Reż. Wim Wenders, 2023

Kino z Tereską, Kaśką i Panią od niemieckiego, czyli pełny skład 🙂

Może kino po 11h w pracy na 20:15 nie jest najlepszym pomysłem, ale co zrobić, opcja wyspania się w sobotę sprawiła, że poszłyśmy.

Piękny film w kontrze do naszych czasów, gdzie większość z nas leci za cholera wie czym, zazwyczaj na wkurwie, niezadowolonych z siebie i wszystkiego dookoła. Żeby mieć wszystkiego więcej. Zazwyczaj kosztem wszystkiego…

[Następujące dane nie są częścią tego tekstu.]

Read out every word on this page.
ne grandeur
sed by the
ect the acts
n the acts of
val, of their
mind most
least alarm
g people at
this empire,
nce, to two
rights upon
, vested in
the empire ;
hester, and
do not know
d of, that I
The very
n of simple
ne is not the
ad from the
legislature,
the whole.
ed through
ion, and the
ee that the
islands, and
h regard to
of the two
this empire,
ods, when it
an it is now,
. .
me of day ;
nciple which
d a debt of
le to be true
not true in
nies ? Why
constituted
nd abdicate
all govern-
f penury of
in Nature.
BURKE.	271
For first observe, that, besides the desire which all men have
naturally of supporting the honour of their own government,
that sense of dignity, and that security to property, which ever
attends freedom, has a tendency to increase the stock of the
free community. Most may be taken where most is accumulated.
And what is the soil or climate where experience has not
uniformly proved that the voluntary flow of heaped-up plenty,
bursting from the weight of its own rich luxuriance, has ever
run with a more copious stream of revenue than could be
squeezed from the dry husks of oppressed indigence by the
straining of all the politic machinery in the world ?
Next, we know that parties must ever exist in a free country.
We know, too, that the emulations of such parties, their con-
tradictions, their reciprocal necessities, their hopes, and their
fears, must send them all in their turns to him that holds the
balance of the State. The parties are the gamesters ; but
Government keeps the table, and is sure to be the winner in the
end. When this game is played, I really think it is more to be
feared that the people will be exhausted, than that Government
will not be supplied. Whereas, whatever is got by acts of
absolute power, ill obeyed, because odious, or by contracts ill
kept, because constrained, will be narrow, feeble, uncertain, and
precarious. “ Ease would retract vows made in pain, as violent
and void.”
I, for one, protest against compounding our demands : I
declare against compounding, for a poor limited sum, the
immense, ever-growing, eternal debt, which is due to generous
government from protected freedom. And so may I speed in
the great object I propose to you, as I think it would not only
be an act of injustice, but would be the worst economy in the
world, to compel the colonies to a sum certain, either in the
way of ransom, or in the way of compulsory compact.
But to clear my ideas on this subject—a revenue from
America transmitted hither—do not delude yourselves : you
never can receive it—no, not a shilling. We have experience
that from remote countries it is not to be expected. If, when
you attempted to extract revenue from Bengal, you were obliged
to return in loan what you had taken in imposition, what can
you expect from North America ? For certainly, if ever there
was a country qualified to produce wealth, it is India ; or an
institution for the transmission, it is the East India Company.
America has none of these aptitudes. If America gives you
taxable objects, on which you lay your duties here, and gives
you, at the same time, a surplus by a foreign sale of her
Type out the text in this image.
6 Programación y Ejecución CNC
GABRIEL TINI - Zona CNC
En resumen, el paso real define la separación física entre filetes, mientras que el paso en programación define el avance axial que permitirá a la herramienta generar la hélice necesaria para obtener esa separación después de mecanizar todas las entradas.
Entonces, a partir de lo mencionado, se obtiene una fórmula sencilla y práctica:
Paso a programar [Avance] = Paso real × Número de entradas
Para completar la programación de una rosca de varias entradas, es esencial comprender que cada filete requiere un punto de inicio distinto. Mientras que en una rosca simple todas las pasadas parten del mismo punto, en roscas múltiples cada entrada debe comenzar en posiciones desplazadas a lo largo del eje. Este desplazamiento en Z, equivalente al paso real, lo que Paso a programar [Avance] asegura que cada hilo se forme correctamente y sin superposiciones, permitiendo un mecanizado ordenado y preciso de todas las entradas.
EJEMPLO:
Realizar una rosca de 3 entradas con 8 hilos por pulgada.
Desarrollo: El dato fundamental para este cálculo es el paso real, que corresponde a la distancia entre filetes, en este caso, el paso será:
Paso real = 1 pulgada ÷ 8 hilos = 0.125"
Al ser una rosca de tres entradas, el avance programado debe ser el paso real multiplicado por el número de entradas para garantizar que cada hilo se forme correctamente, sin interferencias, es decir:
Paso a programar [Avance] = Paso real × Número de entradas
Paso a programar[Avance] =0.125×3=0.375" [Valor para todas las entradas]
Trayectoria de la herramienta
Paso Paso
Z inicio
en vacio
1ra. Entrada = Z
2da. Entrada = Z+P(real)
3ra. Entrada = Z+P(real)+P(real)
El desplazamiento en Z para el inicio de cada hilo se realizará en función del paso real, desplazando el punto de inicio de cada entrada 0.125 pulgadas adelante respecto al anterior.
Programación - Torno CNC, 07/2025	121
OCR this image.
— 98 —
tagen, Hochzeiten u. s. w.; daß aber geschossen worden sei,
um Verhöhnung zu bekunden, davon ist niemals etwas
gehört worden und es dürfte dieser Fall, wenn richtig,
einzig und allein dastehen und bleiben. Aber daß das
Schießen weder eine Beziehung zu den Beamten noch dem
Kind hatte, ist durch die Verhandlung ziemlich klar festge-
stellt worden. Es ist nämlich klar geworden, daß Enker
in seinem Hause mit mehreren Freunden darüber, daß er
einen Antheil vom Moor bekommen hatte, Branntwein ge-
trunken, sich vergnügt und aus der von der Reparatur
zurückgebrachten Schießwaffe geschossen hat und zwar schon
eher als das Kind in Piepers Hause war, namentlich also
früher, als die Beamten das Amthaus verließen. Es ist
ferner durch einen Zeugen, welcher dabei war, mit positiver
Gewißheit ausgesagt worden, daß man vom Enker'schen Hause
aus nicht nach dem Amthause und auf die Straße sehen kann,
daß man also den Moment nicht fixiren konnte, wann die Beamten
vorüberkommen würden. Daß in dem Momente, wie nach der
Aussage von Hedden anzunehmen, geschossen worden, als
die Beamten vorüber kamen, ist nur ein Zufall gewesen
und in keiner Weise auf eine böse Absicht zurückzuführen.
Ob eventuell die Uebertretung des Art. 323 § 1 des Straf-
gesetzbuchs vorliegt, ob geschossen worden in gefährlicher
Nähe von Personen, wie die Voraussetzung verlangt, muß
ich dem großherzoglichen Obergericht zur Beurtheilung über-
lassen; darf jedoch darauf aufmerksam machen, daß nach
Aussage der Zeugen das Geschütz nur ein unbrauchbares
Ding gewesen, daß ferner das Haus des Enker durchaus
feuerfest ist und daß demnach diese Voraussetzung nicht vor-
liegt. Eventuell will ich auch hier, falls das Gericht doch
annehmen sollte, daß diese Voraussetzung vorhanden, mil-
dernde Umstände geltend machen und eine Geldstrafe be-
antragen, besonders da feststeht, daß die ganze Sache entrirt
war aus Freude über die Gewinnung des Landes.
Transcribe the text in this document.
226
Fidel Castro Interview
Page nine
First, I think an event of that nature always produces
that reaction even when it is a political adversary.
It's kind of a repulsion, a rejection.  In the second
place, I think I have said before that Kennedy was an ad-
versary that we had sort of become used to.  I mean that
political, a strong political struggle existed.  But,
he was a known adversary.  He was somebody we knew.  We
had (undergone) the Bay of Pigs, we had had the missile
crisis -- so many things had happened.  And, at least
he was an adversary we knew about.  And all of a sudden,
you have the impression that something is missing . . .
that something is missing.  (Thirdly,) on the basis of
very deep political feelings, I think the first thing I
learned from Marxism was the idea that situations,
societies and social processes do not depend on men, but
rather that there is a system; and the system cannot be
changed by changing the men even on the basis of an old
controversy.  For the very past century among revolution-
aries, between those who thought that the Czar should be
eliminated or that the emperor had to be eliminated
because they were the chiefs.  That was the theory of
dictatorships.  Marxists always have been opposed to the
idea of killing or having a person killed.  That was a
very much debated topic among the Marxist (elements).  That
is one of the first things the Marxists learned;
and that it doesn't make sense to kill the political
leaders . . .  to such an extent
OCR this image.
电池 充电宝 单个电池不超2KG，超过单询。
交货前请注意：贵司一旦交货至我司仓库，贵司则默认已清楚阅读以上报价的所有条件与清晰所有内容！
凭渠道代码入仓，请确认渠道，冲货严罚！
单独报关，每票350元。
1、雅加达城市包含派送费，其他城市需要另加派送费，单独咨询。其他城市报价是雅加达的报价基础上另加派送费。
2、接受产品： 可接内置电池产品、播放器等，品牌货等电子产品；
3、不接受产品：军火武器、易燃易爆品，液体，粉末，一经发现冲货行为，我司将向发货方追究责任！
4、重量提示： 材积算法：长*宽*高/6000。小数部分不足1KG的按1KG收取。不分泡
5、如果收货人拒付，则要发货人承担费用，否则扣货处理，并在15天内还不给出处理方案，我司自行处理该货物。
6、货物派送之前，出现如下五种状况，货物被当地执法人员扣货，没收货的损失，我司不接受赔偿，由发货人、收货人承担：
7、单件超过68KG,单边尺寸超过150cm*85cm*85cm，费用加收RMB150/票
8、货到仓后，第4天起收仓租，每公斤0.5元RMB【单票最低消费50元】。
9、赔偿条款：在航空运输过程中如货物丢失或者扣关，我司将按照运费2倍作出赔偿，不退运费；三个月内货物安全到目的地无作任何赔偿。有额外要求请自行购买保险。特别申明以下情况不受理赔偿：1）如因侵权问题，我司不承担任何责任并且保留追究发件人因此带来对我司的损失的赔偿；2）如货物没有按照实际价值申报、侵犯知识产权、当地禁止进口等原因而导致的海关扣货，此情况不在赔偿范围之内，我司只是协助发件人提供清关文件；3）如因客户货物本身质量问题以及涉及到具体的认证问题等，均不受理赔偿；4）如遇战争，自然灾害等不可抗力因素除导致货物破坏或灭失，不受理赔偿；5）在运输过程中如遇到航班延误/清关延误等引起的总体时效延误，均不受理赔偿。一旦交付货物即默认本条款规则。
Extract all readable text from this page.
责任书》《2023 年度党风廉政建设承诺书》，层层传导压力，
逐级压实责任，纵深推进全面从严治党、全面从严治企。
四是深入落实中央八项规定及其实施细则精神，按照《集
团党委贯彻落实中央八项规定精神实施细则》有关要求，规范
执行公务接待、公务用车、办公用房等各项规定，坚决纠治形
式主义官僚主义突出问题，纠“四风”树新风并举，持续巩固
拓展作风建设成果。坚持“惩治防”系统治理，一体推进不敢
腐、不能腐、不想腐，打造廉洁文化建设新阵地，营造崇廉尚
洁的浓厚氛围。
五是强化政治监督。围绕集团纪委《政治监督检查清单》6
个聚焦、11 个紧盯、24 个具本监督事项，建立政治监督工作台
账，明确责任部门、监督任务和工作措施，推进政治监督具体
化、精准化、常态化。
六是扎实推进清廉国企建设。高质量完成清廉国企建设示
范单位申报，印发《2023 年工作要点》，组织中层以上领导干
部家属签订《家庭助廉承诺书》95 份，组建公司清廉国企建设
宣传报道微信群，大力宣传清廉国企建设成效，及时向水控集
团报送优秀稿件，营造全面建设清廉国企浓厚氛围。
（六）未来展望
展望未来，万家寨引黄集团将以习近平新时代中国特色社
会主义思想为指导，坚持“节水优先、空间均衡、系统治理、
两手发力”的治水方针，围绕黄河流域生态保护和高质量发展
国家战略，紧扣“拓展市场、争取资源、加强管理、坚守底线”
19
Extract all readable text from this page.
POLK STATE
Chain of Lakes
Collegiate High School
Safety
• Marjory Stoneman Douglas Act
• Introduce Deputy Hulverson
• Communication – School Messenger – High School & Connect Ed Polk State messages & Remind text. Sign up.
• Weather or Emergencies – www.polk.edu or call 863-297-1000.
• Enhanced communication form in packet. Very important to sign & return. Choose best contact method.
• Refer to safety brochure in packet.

Milczący bohater Perfect Days to samotny facet – Hirayama, czyściciel toalet w Tokio. Z jego twarzy bije spokój i zadowolenie z tego, co ma. Pracę, choć, umówmy się, na pewno nie marzeń, wykonuje z taką pieczołowitością i bez cienia złości, że patrzy się na to z przyjemnością i podziwem. Mieszka w małym mieszkanku, jeździ małym wanem do średniej pracy, pielęgnuje roślinki, jada lunch w parku, robi zdjęcia drzewom analogowym aparatem, wieczorami czyta kupowane używane książki, myje się w publicznej łaźni, pierze w publicznej pralni i – uwaga – jest szczęśliwy. Wystarcza mu to, co ma.

Rzadkość w naszych czasach.

Sprawa tym ciekawsza, że facet żyje w obecnych czasach w Tokio, gdzie wszystko jest mega zdigitalizowane, jest pęd i szaleństwo, a tu proszę – facet jedzie wanikiem czyścić toalety i słucha w samochodzie kaset! (to już nawet moja honda z 2009 nie ma takiego odtwarzacza, a ja już chyba nie mam żadnej kasety).

Piękny film o tym, że można się cieszyć z tego co, się ma. I że sami decydujemy o tym czy jesteśmy szczęśliwi, czy nie.